30. Le miroir du sanctuaire
Le cabinet baignait dans une pénombre épaisse, à peine troublée par la lampe de bureau. Chaque meuble, chaque dossier, chaque ombre semblait l’observer, comme pour lui rappeler le poids de ses décisions.
Elle n’osait pas toucher le carnet posé sur la table. L’ouvrir serait un aveu, une provocation, un engagement écrit qu’elle ne voulait pas encore sceller. Alors elle tournait en rond, effleurait les étagères, marchait d’un pas lent comme on tourne dans une cellule. Le cabinet était devenu son sanctuaire, un miroir de celui de John, un lieu de silence, de secret, d’aveux muets.
Dans ce sanctuaire, elle savait que deux vérités coexistaient. À son mari, elle donnait l’apparence d’un choix évident : l’amour, la fidélité, la stabilité. Mais en elle, un autre fil demeurait intact, tendu vers John, fragile et dangereux. Elle ne pouvait l’abandonner.

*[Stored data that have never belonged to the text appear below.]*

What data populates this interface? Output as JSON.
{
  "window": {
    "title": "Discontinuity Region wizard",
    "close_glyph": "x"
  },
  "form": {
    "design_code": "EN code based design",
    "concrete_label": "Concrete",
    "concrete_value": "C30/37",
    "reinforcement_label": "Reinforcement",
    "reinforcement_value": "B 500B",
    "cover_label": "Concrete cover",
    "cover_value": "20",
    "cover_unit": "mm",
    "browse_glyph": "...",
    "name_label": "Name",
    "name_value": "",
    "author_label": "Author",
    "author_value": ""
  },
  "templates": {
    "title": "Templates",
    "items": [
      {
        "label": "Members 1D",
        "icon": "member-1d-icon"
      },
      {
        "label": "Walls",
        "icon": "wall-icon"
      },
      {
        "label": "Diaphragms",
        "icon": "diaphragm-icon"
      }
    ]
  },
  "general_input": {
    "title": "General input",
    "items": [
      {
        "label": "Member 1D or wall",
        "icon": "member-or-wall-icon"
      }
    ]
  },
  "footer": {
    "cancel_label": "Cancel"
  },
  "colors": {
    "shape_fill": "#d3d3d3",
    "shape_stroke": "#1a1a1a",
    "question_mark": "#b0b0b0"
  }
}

Un souffle échappa de ses lèvres, presque un aveu au vide :
— Moi ou John… Moi et John.
Ces mots n’étaient pas censés exister, et pourtant ils la définissaient. Comme John, elle avait choisi le double jeu, l’équilibre impossible entre deux mondes qui se repoussaient et s’attiraient.
Elle ferma les yeux, laissant la tension l’envahir. Elle savait que cela ne durerait pas, que tôt ou tard son mensonge éclaterait. Mais pour l’instant, comme John, elle trouvait dans cette duplicité une respiration, une survie.
Le cabinet gardait son secret. Comme le sanctuaire de John, il devenait le lieu d’un serment silencieux, continuer à jouer les deux rôles, continuer à prétendre que l’on peut aimer et trahir en même temps, sans que tout s’effondre.
Et dans ce miroir invisible, elle et John se rejoignaient, chacun enfermé dans son sanctuaire, chacun condamné à la même fuite : survivre dans l’ombre du double jeu.